Malicious NPM Packages Caught Working Cryptominer On Home windows, Linux, macOS Gadgets


Three JavaScript libraries uploaded to the official NPM package deal repository have been unmasked as crypto-mining malware, as soon as once more demonstrating how open-source software program package deal repositories have gotten a profitable goal for executing an array of assaults on Home windows, macOS, and Linux techniques.

The malicious packages in query — named okhsa, klow, and klown — had been printed by the identical developer and falsely claimed to be JavaScript-based user-agent string parsers designed to extract {hardware} specifics from the “Consumer-Agent” HTTP header. However unbeknownst to the victims who imported them, the writer hid cryptocurrency mining malware contained in the libraries.

Automatic GitHub Backups

The dangerous actor’s NPM account has since been deactivated, and all of the three libraries, every of which had been downloaded 112, 4, and 65 instances respectively, have been faraway from the repository as of October 15, 2021.

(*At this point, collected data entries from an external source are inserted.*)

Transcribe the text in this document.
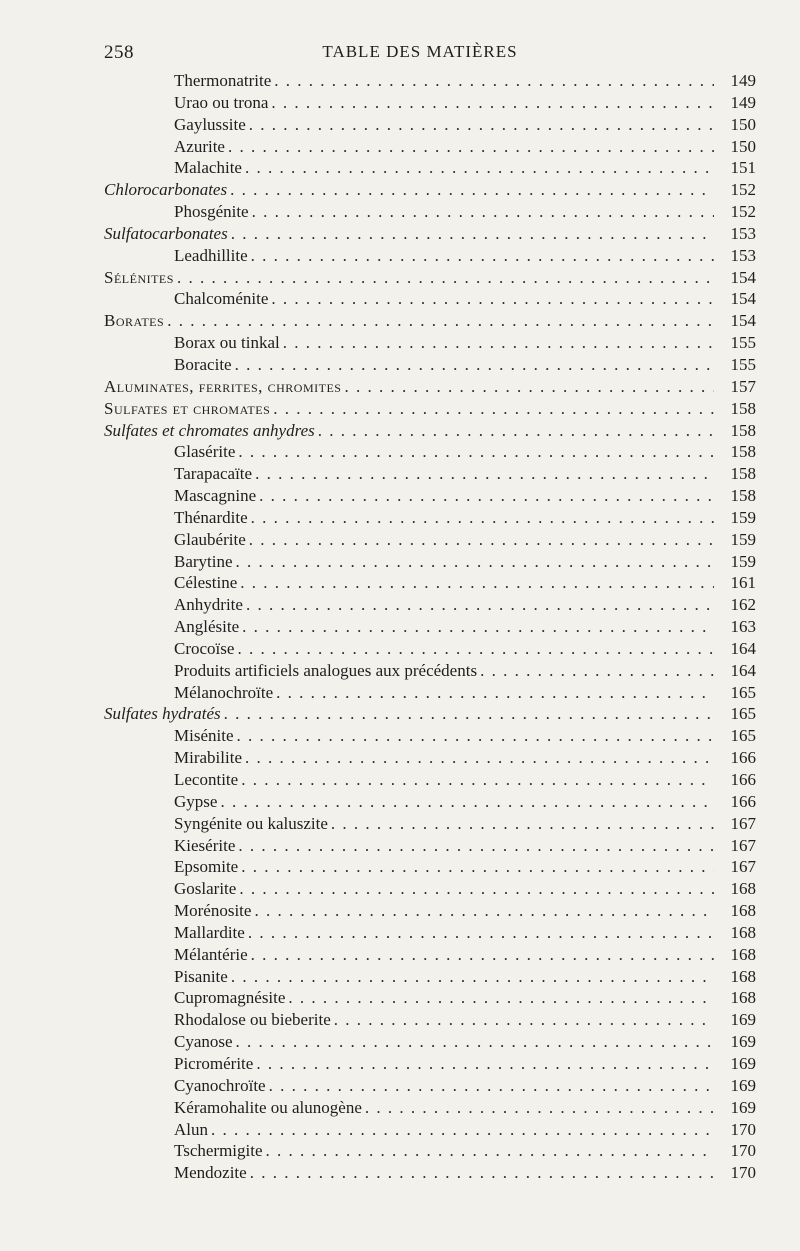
258	TABLE DES MATIÈRES
Thermonatrite . . .	149
Urao ou trona . . .	149
Gaylussite . . .	150
Azurite . . .	150
Malachite . . .	151
Chlorocarbonates . . .	152
Phosgénite . . .	152
Sulfatocarbonates . . .	153
Leadhillite . . .	153
Sélénites . . .	154
Chalcoménite . . .	154
Borates . . .	154
Borax ou tinkal . . .	155
Boracite . . .	155
Aluminates, ferrites, chromites . . .	157
Sulfates et chromates . . .	158
Sulfates et chromates anhydres . . .	158
Glasérite . . .	158
Tarapacaïte . . .	158
Mascagnine . . .	158
Thénardite . . .	159
Glaubérite . . .	159
Barytine . . .	159
Célestine . . .	161
Anhydrite . . .	162
Anglésite . . .	163
Crocoïse . . .	164
Produits artificiels analogues aux précédents . . .	164
Mélanochroïte . . .	165
Sulfates hydratés . . .	165
Misénite . . .	165
Mirabilite . . .	166
Lecontite . . .	166
Gypse . . .	166
Syngénite ou kaluszite . . .	167
Kiesérite . . .	167
Epsomite . . .	167
Goslarite . . .	168
Morénosite . . .	168
Mallardite . . .	168
Mélantérie . . .	168
Pisanite . . .	168
Cupromagnésite . . .	168
Rhodalose ou bieberite . . .	169
Cyanose . . .	169
Picromérite . . .	169
Cyanochroïte . . .	169
Kéramohalite ou alunogène . . .	169
Alun . . .	170
Tschermigite . . .	170
Mendozite . . .	170
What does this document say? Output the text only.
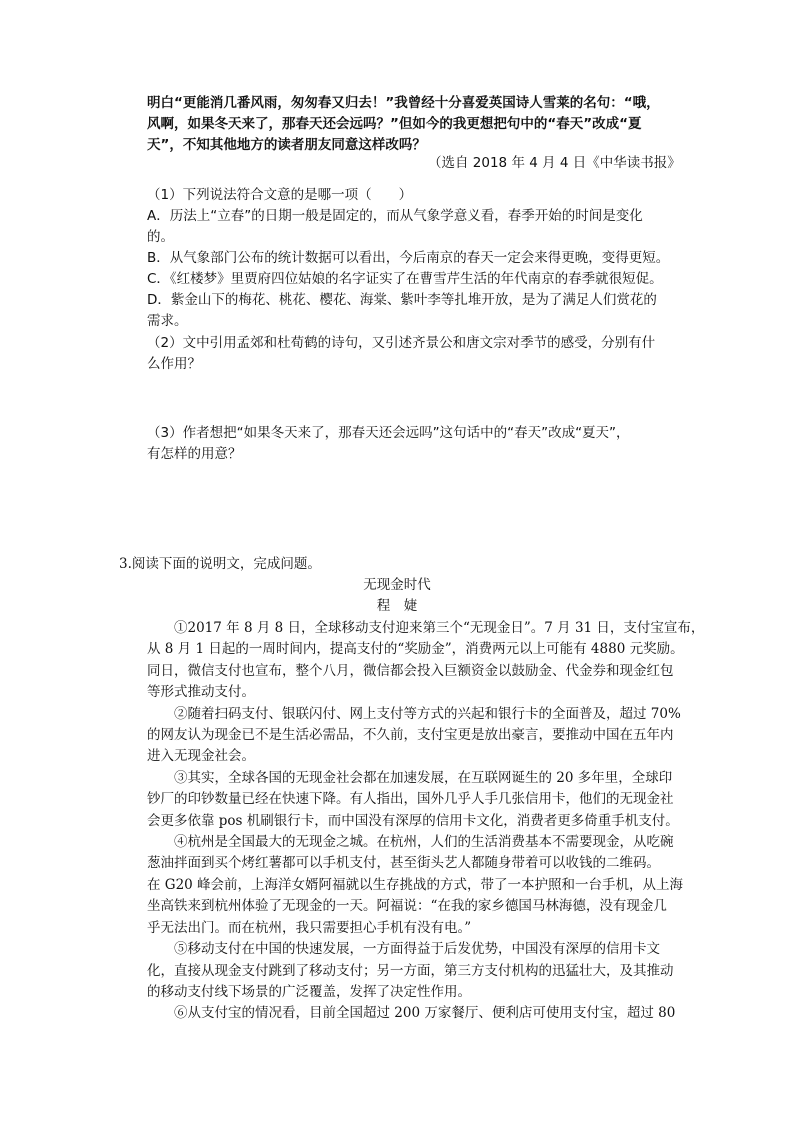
明白“更能消几番风雨，匆匆春又归去！”我曾经十分喜爱英国诗人雪莱的名句：“哦，

风啊，如果冬天来了，那春天还会远吗？”但如今的我更想把句中的“春天”改成“夏

天”，不知其他地方的读者朋友同意这样改吗？

（选自 2018 年 4 月 4 日《中华读书报》

（1）下列说法符合文意的是哪一项（　　）

A．历法上“立春”的日期一般是固定的，而从气象学意义看，春季开始的时间是变化

的。

B．从气象部门公布的统计数据可以看出，今后南京的春天一定会来得更晚，变得更短。

C．《红楼梦》里贾府四位姑娘的名字证实了在曹雪芹生活的年代南京的春季就很短促。

D．紫金山下的梅花、桃花、樱花、海棠、紫叶李等扎堆开放，是为了满足人们赏花的

需求。

（2）文中引用孟郊和杜荀鹤的诗句，又引述齐景公和唐文宗对季节的感受，分别有什

么作用？

（3）作者想把“如果冬天来了，那春天还会远吗”这句话中的“春天”改成“夏天”，

有怎样的用意？

3.阅读下面的说明文，完成问题。

无现金时代

程　婕

①2017 年 8 月 8 日，全球移动支付迎来第三个“无现金日”。7 月 31 日，支付宝宣布，

从 8 月 1 日起的一周时间内，提高支付的“奖励金”，消费两元以上可能有 4880 元奖励。

同日，微信支付也宣布，整个八月，微信都会投入巨额资金以鼓励金、代金券和现金红包

等形式推动支付。

②随着扫码支付、银联闪付、网上支付等方式的兴起和银行卡的全面普及，超过 70%

的网友认为现金已不是生活必需品，不久前，支付宝更是放出豪言，要推动中国在五年内

进入无现金社会。

③其实，全球各国的无现金社会都在加速发展，在互联网诞生的 20 多年里，全球印

钞厂的印钞数量已经在快速下降。有人指出，国外几乎人手几张信用卡，他们的无现金社

会更多依靠 pos 机刷银行卡，而中国没有深厚的信用卡文化，消费者更多倚重手机支付。

④杭州是全国最大的无现金之城。在杭州，人们的生活消费基本不需要现金，从吃碗

葱油拌面到买个烤红薯都可以手机支付，甚至街头艺人都随身带着可以收钱的二维码。

在 G20 峰会前，上海洋女婿阿福就以生存挑战的方式，带了一本护照和一台手机，从上海

坐高铁来到杭州体验了无现金的一天。阿福说：“在我的家乡德国马林海德，没有现金几

乎无法出门。而在杭州，我只需要担心手机有没有电。”

⑤移动支付在中国的快速发展，一方面得益于后发优势，中国没有深厚的信用卡文

化，直接从现金支付跳到了移动支付；另一方面，第三方支付机构的迅猛壮大，及其推动

的移动支付线下场景的广泛覆盖，发挥了决定性作用。

⑥从支付宝的情况看，目前全国超过 200 万家餐厅、便利店可使用支付宝，超过 80
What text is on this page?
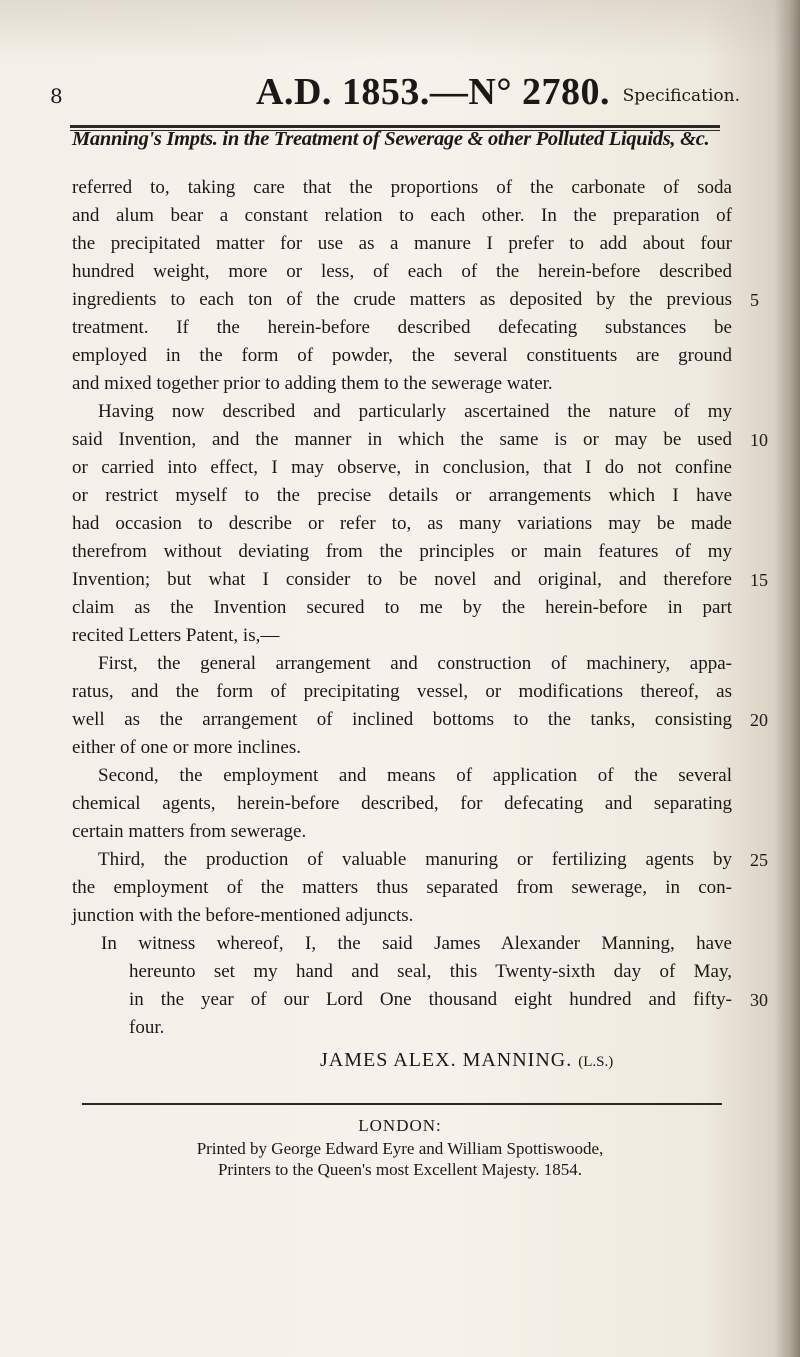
8	A.D. 1853.—N° 2780. Specification.
Manning's Impts. in the Treatment of Sewerage & other Polluted Liquids, &c.
referred to, taking care that the proportions of the carbonate of soda
and alum bear a constant relation to each other. In the preparation of
the precipitated matter for use as a manure I prefer to add about four
hundred weight, more or less, of each of the herein-before described
ingredients to each ton of the crude matters as deposited by the previous
treatment. If the herein-before described defecating substances be
employed in the form of powder, the several constituents are ground
and mixed together prior to adding them to the sewerage water.
Having now described and particularly ascertained the nature of my
said Invention, and the manner in which the same is or may be used
or carried into effect, I may observe, in conclusion, that I do not confine
or restrict myself to the precise details or arrangements which I have
had occasion to describe or refer to, as many variations may be made
therefrom without deviating from the principles or main features of my
Invention; but what I consider to be novel and original, and therefore
claim as the Invention secured to me by the herein-before in part
recited Letters Patent, is,—
First, the general arrangement and construction of machinery, appa-
ratus, and the form of precipitating vessel, or modifications thereof, as
well as the arrangement of inclined bottoms to the tanks, consisting
either of one or more inclines.
Second, the employment and means of application of the several
chemical agents, herein-before described, for defecating and separating
certain matters from sewerage.
Third, the production of valuable manuring or fertilizing agents by
the employment of the matters thus separated from sewerage, in con-
junction with the before-mentioned adjuncts.
5
10
15
20
25
JAMES ALEX. MANNING. (L.S.)
LONDON:
Printed by George Edward Eyre and William Spottiswoode,
Printers to the Queen's most Excellent Majesty. 1854.
In witness whereof, I, the said James Alexander Manning, have
hereunto set my hand and seal, this Twenty-sixth day of May,
in the year of our Lord One thousand eight hundred and fifty-
four.
30
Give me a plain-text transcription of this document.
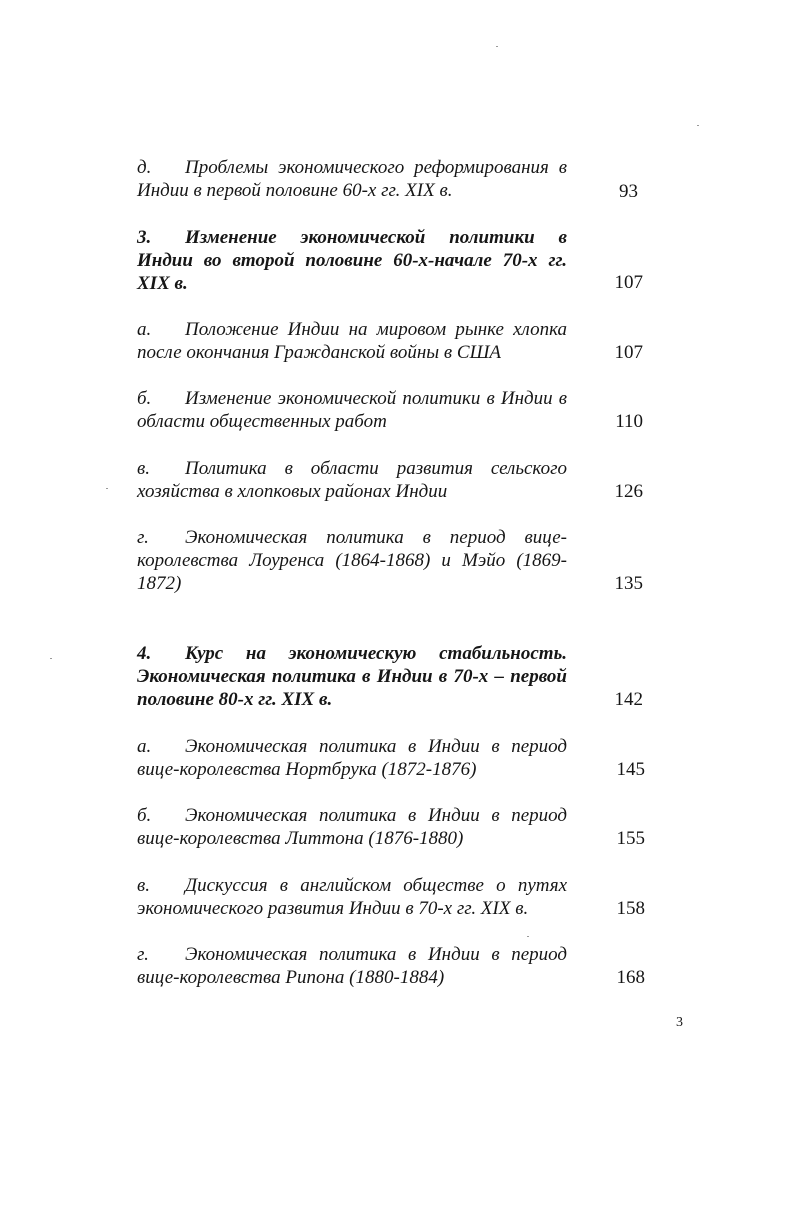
д. Проблемы экономического реформирования в Индии в первой половине 60-х гг. XIX в.	93
3. Изменение экономической политики в Индии во второй половине 60-х-начале 70-х гг. XIX в.	107
а. Положение Индии на мировом рынке хлопка после окончания Гражданской войны в США	107
б. Изменение экономической политики в Индии в области общественных работ	110
в. Политика в области развития сельского хозяйства в хлопковых районах Индии	126
г. Экономическая политика в период вице-королевства Лоуренса (1864-1868) и Мэйо (1869-1872)	135
4. Курс на экономическую стабильность. Экономическая политика в Индии в 70-х – первой половине 80-х гг. XIX в.	142
а. Экономическая политика в Индии в период вице-королевства Нортбрука (1872-1876)	145
б. Экономическая политика в Индии в период вице-королевства Литтона (1876-1880)	155
в. Дискуссия в английском обществе о путях экономического развития Индии в 70-х гг. XIX в.	158
г. Экономическая политика в Индии в период вице-королевства Рипона (1880-1884)	168
3
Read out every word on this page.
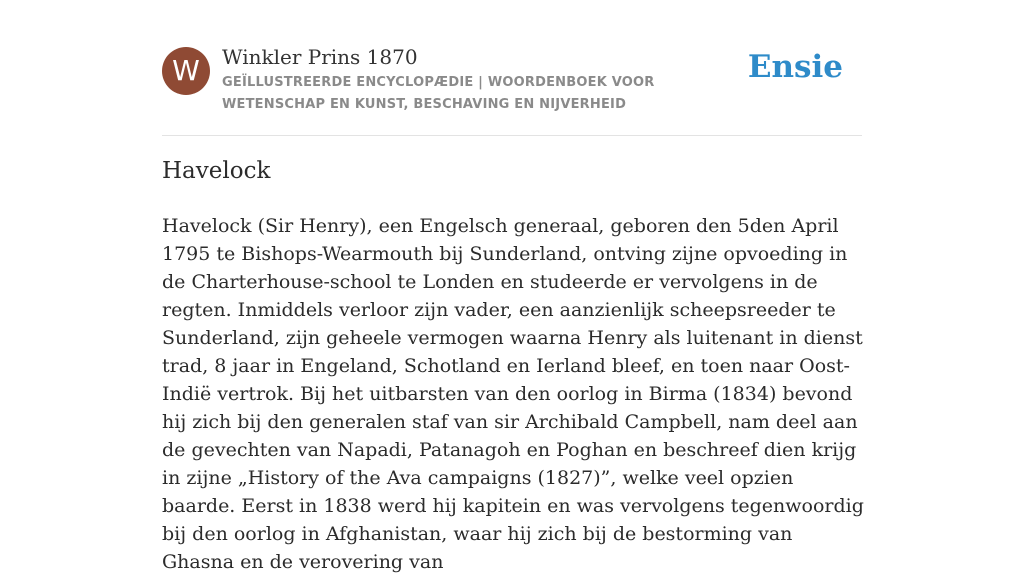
W	Winkler Prins 1870
GEÏLLUSTREERDE ENCYCLOPÆDIE | WOORDENBOEK VOOR WETENSCHAP EN KUNST, BESCHAVING EN NIJVERHEID
Ensie
Havelock

Havelock (Sir Henry), een Engelsch generaal, geboren den 5den April 1795 te Bishops-Wearmouth bij Sunderland, ontving zijne opvoeding in de Charterhouse-school te Londen en studeerde er vervolgens in de regten. Inmiddels verloor zijn vader, een aanzienlijk scheepsreeder te Sunderland, zijn geheele vermogen waarna Henry als luitenant in dienst trad, 8 jaar in Engeland, Schotland en Ierland bleef, en toen naar Oost-Indië vertrok. Bij het uitbarsten van den oorlog in Birma (1834) bevond hij zich bij den generalen staf van sir Archibald Campbell, nam deel aan de gevechten van Napadi, Patanagoh en Poghan en beschreef dien krijg in zijne „History of the Ava campaigns (1827)”, welke veel opzien baarde. Eerst in 1838 werd hij kapitein en was vervolgens tegenwoordig bij den oorlog in Afghanistan, waar hij zich bij de bestorming van Ghasna en de verovering van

Assaults involving the three libraries labored by detecting the present working system, earlier than continuing to run a .bat (for Home windows) or .sh (for Unix-based OS) script. “These scripts then obtain an externally-hosted EXE or a Linux ELF, and execute the binary with arguments specifying the mining pool to make use of, the pockets to mine cryptocurrency for, and the variety of CPU threads to make the most of,” Sonatype safety researcher Ali ElShakankiry mentioned.

NPM Package

That is removed from the primary time brandjacking, typosquatting, and cryptomining malware have been discovered lurking in software program repositories.

Prevent Data Breaches

Earlier this June, Sonatype, and JFrog (previously Vdoo) recognized malicious packages infiltrating the PyPI repository that secretly deployed crypto-miners on the affected machines. That is however copycat packages named after repositories or parts used internally by high-profile tech firms in what’s referred to as dependency confusion.



Leave A Reply

Your email address will not be published.